Comment 22 for bug 1671606

Revision history for this message
Nicholas Stommel (nstommel) wrote :

Okay so since resolvconf and dmasq are not cooperating, I have resorted to using dnscrypt-proxy. Credit to QkiZ, the dnscrypt-proxy service works EVERY TIME and ignores the (completely broken) DNS resolution of dnsmasq and resolvconf. Even with the newest version of network-manager (1.2.6) on 16.04 LTS and all its dependencies:
 network-manager
 libnm-glib-vpn1
 libnm-glib4
 libnm0
 libnm-util2
No more DNS resolution issues!
To apply this workaround (which actually also offers some security benefits against DNS leakage), use:
sudo apt install dnscrypt-proxy
In the network manager, select "Edit Connections", select the primary (non-VPN) network you use, click on the "IPv4 Settings" tab, change the "Method" tab to "Automatic (DHCP) addresses only", then add 127.0.0.2 to the "DNS servers:" box. Save your changes, then restart the connection by disabling and enabling networking. Now go to https://www.opendns.com/welcome/ and you should see a nice check mark.

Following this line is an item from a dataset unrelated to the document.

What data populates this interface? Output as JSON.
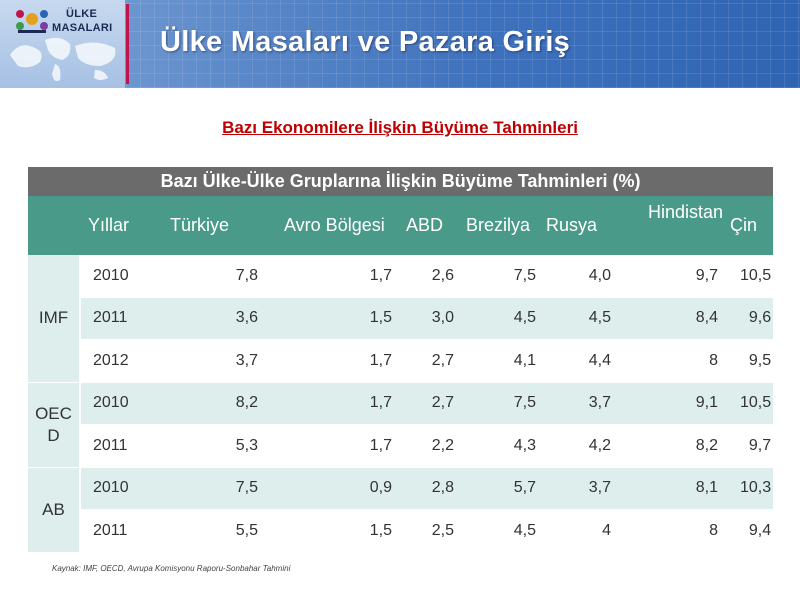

Now, your network connection and VPN should work (meaning DNS resolution won't break on you) every single time you wake up from suspend or use
sudo service network-manager restart
And if for some odd reason it's slow just restart the network manager repeatedly by aliasing that to something like
alias nm-restart='sudo service network-manager restart'
in your ~/.bash_aliases file. I know, annoying but at least DNS resolution actually works and the computer doesn't have to be literally restarted to connect to the internet.
This isn't intended to be a fix, just a possible alternative for those of us who experience total DNS resolution failure using a vpn on Ubuntu.